Thursday, January 30, 2014

Blend vs. varietal


A good question: when I go out to eat at a restaurant, I know I want to order a blended red wine, because I prefer them to varietals. What do I ask for?

First of all, what on earth is a blend and what's a varietal?

A blend is a wine, red or white, made of several different grape types. A varietal is a wine made entirely or almost entirely of one single grape -- one variety, hence "varietal." As author Karen MacNeil points out in The Wine Bible, until the 1960s most people had never heard of the actual grape varieties, like chardonnay or cabernet sauvingnon. Wine making was a European tradition and European wines were very often blends of grapes, the wines themselves named after the places they were made. Champagne, Chianti, and Bordeaux are all places.

When California and other "New World" winemakers got started making serious amounts of serious wine, they made and labeled their product after the grape type, for two reasons. First, because they were working with the noble grapes that Europeans had always used, and they wanted people to know that. Second, because California, Australia, South Africa, and South America didn't and don't have the centuries of wine making traditions behind them which help buyers instantly anticipate what "a Napa" or "a Victoria" will taste like.

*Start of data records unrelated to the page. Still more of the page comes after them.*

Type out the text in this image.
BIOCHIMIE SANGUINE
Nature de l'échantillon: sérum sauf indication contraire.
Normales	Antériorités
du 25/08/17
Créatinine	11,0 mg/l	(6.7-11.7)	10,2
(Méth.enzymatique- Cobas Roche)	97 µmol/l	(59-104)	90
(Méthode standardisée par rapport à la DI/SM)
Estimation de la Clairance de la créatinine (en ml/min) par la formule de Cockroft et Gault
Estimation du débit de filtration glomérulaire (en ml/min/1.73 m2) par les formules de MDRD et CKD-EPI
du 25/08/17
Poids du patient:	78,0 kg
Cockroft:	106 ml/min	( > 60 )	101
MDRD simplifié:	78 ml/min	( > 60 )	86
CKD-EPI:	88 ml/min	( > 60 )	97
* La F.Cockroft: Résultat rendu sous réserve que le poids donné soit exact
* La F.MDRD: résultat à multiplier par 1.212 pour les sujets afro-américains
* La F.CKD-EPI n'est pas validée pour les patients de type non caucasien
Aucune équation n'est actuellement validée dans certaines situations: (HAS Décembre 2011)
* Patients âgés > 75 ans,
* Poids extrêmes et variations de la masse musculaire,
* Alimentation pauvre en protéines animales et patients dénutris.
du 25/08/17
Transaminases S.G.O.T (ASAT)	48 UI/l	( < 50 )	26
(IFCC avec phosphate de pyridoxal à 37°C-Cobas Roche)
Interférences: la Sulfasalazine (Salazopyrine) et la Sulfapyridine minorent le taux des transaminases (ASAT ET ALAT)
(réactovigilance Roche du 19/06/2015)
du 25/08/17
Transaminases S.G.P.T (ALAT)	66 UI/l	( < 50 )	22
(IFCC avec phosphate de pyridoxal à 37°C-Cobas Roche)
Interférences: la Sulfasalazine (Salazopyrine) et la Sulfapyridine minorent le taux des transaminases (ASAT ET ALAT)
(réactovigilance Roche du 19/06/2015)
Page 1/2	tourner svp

Now, European winemakers are beginning to put varietal names on their labels, too, as a kind of backup I.D., perhaps because they realize the American wine market has learned to buy and drink according to grape type, not necessarily place of origin. This backup labeling works especially for the European wines, and there are some, that have traditionally always been made from one varietal anyway. White wines from the French province of Burgundy, for example, have always been chardonnays. Red wines from Burgundy are pinot noirs. A Vouvray (it's a town) will be made from chenin blanc grapes.

If you want a blend, therefore, you might try one of the French, Italian, or Spanish wines that have typically been blends. Bordeaux, Chiantis, Rhone wines, and Spanish riojas fit the bill. Of course, American, Australian, and South African wines can also all be made as blends, too, not least because New World winemakers want to try their hand at blending the grapes that have made exquisite wines in Europe for centuries. If you buy a glass of, say, a cabernet-sauvignon/merlot blend from Chile, you'll know that the winemaker is recreating the blend that is Bordeaux. But a European -- or New World -- wine that carries a place name, not a varietal name, will likely be your blend.

What's the difference in taste? Blends, especially blended reds, can be a bit softer and smoother than the single-variety wines. Some pure cabernet sauvignons, especially, are what Hugh Johnson calls "turbo-powered" -- dark, astringent, high in alcohol, and not necessarily what we are looking for as we start our adventure.